Wir waren von Anfang an der Meinung, dass die ehrenamtliche Arbeit für die Gesellschaft heute schon unverzichtbar ist, und wenn sie zusätzlich verlässlich, regelmäßig und qualifiziert erbracht wird, muss sie auch – sozial vertretbar – honoriert werden. Die Leistenden können sich deshalb bei uns die eingesetzte Zeit auf einem Wertkonto gutschreiben lassen und diese später, wenn sie selbst einmal für sich Hilfe benötigen, wiederum in Form von Dienstleistungen selber in Anspruch nehmen; alternativ können sie sich aber auch für einen zeitnahen geringen Aufwandsausgleich entscheiden. Nach unserer Erfahrung wird diese Honorierung von den Leistungsnehmern gern akzeptiert, letztlich möchte man sich für eine erhaltene Arbeit auch erkenntlich zeigen und bedanken.
Sie engagieren sich auch noch in weiteren Genossenschaften in ihrer Region. Welchen Wert haben Genossenschaften für Sie ganz persönlich?
Genossenschaften sind für mich persönlich so wertvoll, weil sie Gemeinschaften sind – und das habe ich oft erlebt und das hat mich auch geprägt –, die für den Wertebereich „Helfen“ stehen, gemeinsam handeln, selbstverantwortlich nach Lösungen suchen zur Überwindung von Schwierigkeiten, von Ungerechtigkeiten und Ungleichheiten, zur Erreichung von ausgewogenen Zielen, menschlich, offen, ehrlich und respektvoll. So interpretiere ich auch die Ursprungsgedanken aus den Gründerjahren der genossenschaftlichen Bewegung. Daran gilt es aber auch ständig zu arbeiten.
Was schwebt Ihnen für die BürgerSozialGenossenschaft als langfristiges Ziel vor Augen?
Langfristig ist unser Ziel, das in der Bevölkerung vorhandene bürgerschaftliche Engagement in genossenschaftlicher Form, nämlich der Hilfe zur Selbsthilfe oder Hilfe auf Gegenseitigkeit, wieder neu zu beleben, zu stärken und zu bündeln. Mittelfristig streben wir hier in Biberach und Umgebung eine Zahl von 600 Mitgliedern an.
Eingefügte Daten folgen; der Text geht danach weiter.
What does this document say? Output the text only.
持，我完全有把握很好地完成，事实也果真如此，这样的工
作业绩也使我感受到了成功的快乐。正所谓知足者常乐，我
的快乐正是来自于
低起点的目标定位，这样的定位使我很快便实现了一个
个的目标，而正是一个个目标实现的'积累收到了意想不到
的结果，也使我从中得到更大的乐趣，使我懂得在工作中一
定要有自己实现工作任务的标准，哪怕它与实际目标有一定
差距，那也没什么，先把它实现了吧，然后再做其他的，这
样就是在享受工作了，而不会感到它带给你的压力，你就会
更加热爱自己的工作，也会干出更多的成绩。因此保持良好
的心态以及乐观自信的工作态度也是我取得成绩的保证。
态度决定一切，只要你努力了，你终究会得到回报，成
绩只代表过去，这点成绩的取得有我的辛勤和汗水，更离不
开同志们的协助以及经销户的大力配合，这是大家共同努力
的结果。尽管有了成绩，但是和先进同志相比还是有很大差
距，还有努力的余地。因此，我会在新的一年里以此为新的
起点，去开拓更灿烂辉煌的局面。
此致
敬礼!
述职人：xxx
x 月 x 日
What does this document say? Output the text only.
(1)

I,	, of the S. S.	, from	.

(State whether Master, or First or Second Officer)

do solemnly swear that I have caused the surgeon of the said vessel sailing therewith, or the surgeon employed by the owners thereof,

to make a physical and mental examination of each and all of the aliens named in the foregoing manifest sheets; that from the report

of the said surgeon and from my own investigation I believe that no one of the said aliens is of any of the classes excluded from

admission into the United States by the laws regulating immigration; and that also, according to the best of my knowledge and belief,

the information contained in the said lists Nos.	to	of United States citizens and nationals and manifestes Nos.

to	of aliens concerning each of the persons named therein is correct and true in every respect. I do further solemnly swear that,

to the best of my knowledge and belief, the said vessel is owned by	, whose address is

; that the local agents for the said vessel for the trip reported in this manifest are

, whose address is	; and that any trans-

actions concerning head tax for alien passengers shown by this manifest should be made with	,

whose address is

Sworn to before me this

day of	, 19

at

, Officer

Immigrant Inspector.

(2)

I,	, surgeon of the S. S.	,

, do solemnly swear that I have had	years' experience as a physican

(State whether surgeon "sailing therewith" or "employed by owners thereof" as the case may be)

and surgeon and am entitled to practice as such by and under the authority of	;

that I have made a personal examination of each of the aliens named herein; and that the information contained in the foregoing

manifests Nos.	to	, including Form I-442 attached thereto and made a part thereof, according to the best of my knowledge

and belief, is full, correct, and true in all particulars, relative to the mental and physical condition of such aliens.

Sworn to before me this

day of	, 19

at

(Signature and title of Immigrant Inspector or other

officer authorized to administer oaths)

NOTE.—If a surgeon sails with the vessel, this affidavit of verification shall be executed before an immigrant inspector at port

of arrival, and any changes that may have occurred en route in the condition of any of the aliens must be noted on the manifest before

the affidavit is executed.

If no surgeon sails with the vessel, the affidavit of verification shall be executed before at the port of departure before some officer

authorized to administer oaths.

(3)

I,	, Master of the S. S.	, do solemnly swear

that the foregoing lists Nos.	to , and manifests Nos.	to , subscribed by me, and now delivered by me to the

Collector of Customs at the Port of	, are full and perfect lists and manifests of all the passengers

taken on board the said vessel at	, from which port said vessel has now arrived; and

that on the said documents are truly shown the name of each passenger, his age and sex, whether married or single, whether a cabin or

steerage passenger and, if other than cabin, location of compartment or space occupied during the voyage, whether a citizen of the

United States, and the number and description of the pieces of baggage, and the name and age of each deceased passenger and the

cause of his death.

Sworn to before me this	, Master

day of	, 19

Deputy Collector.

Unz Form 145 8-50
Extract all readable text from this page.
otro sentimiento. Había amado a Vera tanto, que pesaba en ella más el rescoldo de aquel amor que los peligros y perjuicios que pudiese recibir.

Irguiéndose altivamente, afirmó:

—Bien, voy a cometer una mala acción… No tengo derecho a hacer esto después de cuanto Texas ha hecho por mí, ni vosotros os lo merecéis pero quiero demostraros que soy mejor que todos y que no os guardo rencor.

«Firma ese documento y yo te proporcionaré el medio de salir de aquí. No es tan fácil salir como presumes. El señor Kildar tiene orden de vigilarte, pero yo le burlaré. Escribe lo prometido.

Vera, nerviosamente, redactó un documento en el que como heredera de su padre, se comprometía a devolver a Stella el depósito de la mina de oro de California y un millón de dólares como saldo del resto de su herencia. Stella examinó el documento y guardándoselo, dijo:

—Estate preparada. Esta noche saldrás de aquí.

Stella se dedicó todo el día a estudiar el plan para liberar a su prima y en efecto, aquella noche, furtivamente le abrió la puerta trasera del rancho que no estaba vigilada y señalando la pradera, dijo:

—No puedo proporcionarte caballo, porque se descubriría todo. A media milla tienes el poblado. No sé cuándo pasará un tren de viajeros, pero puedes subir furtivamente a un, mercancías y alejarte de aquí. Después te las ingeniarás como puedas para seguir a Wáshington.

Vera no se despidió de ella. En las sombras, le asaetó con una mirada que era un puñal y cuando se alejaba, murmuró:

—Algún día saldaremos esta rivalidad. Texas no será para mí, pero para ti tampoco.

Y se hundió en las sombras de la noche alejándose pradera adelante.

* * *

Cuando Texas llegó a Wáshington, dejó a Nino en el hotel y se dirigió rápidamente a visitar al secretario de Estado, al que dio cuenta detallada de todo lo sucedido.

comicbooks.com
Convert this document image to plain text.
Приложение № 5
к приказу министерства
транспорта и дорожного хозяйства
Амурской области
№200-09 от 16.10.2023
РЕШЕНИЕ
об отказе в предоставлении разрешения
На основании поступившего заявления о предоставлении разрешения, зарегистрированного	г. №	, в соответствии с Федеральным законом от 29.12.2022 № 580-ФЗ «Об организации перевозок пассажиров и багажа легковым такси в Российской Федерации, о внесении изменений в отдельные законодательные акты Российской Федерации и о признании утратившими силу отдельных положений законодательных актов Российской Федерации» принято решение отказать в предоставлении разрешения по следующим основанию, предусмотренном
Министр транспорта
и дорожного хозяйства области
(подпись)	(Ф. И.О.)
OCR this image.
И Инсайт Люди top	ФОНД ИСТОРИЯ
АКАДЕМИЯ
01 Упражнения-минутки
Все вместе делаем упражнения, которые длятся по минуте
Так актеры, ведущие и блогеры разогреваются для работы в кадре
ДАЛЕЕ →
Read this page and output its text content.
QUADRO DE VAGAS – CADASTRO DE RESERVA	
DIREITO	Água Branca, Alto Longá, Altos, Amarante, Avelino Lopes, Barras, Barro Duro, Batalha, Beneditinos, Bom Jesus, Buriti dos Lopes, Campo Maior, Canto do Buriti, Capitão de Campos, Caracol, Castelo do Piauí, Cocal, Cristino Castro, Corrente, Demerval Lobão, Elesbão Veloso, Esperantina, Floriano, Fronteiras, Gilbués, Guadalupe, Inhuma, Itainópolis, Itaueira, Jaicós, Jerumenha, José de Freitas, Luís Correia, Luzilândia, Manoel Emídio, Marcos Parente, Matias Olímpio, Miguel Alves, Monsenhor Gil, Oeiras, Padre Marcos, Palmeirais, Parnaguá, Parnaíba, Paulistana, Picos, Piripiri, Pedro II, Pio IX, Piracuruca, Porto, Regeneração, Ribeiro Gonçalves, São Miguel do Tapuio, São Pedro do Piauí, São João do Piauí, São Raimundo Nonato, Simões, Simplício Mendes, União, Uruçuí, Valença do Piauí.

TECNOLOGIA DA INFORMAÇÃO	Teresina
Wir wollen nachhaltige Strukturen schaffen, die unterschiedliche Menschen, Junge und Alte, Starke und Schwache, Menschen mit Behinderung sowie Gesunde und Kranke, so zusammenführen, dass sie sich gegenseitig umeinander kümmern und sich solidarisch unterstützen. Sichtbares Zeichen wäre die enge Verzahnung von Helfen (Sozialgenossenschaft) auf der einen Seite und Wohnen (Wohnungsgenossenschaft) auf der anderen Seite. Dann würden wieder mehr Lebensqualität und mehr Lebensfreude in ihren Alltag einziehen und wieder mehr miteinander statt nebeneinander gelebt werden.
Gemeinnützigkeit von Genossenschaften
Spätestens seit der Genossenschaftsnovelle 2006 ist geklärt, dass die Verfolgung gemeinnütziger Zwecke in der Rechtsform der eingetragenen Genossenschaft grundsätzlich möglich ist. Daher bietet sich die Genossenschaft im gemeinnützigen Bereich zum Beispiel für den Zusammenschluss von Personen zur Unterhaltung einer gemeinnützigen Einrichtung (beispielsweise Schule, Kindergarten, Theater) oder auch als Rechtsform für den Zusammenschluss gemeinnütziger Einrichtungen zur Förderung dieser gemeinnützigen Einrichtungen (zum Beispiel Einkaufs- oder Absatzgenossenschaft für Behindertenwerkstätten) an.